We're not talking about all abbreviations, but rather just:

1. Abbreviations in the TIGER dataset (not ones entered manually).

2. A limited set of abbreviations set in the dataset, which discusses
road "type"- that is Road, Lane, Parkway, etc. We're not talking about
expanding other possible expansions or making other automated
corrections.

>  Sort of an error
> overlay in the OSMI style, that highlights future expansion problems?

There are things that computers are bad at that people are good at,
and there are things computers are good at which people are bad at.
Computers are good at making set changes to data. They're better and
faster at it than any human.

The other point that's being missed is that we as a community already
accept an error rate in our data that's far larger than any potential
mistake rate on a well written script. If the script makes one error
in 1000 streets, it will be doing a better job than a vast majority of
manual mappers, and like manual mappers, they can be corrected.

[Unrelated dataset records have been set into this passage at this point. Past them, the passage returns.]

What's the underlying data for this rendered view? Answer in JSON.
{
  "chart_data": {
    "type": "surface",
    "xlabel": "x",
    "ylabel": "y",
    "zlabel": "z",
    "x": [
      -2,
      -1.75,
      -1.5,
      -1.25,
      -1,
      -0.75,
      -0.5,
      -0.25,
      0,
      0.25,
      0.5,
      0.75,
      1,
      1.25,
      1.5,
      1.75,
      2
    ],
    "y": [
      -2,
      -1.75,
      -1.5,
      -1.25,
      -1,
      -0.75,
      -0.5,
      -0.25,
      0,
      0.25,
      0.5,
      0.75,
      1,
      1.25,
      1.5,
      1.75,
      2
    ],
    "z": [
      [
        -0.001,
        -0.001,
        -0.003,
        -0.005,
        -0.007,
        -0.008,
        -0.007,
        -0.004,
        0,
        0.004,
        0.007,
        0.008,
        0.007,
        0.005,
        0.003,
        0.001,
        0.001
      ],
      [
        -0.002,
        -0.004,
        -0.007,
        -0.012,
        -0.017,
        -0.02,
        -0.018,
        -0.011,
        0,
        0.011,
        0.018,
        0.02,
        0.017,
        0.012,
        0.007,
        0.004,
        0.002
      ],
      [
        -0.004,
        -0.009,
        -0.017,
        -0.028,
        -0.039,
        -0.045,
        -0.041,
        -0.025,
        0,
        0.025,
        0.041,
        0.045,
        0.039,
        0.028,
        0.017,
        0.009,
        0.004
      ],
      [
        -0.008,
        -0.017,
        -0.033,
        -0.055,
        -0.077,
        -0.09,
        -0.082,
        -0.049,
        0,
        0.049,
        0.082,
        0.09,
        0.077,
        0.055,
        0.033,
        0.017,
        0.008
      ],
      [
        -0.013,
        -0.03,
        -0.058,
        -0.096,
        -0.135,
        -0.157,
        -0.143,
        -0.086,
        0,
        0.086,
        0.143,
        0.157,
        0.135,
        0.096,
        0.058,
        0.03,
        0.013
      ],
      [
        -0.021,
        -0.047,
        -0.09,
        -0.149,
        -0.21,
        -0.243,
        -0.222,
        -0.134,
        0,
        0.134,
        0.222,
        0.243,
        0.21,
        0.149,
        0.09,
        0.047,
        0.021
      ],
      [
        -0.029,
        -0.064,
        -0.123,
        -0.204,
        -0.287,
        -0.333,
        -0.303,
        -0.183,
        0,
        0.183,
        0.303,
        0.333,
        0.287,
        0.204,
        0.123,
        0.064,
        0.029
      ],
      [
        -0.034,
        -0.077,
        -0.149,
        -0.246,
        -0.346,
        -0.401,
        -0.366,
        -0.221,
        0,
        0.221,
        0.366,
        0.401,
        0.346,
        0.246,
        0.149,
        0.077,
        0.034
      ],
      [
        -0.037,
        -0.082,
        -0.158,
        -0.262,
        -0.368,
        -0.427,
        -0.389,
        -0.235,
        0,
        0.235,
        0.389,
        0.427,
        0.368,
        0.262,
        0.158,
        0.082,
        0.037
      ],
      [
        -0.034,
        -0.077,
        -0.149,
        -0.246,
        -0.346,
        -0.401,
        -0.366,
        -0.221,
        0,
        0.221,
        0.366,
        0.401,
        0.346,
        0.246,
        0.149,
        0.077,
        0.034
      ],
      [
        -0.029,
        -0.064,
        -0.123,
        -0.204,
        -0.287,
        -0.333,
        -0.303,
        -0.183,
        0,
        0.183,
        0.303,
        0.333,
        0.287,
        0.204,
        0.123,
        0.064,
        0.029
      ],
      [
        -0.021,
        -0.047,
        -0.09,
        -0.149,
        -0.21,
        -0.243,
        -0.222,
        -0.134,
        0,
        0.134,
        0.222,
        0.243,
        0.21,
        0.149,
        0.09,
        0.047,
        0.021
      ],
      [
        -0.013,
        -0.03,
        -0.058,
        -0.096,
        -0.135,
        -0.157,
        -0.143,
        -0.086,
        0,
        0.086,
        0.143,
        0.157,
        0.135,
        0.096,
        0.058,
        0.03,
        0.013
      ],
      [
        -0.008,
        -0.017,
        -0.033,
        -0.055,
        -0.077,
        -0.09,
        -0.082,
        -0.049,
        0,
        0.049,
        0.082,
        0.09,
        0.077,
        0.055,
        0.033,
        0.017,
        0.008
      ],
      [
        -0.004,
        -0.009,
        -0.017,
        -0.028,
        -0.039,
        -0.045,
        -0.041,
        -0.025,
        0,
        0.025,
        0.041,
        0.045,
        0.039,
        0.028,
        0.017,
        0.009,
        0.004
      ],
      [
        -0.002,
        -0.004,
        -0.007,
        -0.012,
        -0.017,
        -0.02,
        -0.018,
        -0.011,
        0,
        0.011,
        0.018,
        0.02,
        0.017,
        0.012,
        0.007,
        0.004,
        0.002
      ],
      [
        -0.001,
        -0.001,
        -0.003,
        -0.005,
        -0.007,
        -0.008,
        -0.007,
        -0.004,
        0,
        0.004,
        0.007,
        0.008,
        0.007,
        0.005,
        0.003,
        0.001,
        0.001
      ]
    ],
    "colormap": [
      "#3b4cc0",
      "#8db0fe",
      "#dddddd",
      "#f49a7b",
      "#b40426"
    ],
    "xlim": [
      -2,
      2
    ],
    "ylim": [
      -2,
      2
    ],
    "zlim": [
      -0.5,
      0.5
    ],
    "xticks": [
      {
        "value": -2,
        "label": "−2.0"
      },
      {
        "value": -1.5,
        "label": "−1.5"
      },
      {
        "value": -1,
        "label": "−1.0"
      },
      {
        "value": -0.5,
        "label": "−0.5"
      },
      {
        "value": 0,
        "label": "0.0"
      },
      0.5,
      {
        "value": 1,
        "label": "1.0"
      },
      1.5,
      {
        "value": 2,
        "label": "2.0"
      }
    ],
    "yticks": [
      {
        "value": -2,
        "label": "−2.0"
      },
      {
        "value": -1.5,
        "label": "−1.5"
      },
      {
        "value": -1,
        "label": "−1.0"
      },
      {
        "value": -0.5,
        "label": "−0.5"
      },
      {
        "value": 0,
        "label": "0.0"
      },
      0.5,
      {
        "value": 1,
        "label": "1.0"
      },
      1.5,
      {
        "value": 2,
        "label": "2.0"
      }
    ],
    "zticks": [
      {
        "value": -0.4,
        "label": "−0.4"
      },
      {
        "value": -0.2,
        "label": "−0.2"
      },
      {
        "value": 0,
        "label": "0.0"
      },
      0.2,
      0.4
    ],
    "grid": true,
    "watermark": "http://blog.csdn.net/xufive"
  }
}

The only reason to introduce an overlay is when the problem is not
easily solvable by computer, then we introduce augmented tools. But
it's a waste of human effort to have people like me spending hours (as
I have done) going through and manually typing "Road" over ways.

Add to that that we're not talking about a small number of streets,
but in fact the vast majority (>99%) of streets in the densest part of
the US, the East Coast, moving toward the Center (since the West Coast
has already been fixed).

> Many contributors wrote:
>
> "Yay!  I can haz 'Bots pleez!?!?"  :-)

Richard, I think you're capable of making your point without being
demeaning, please prove me right in your next email.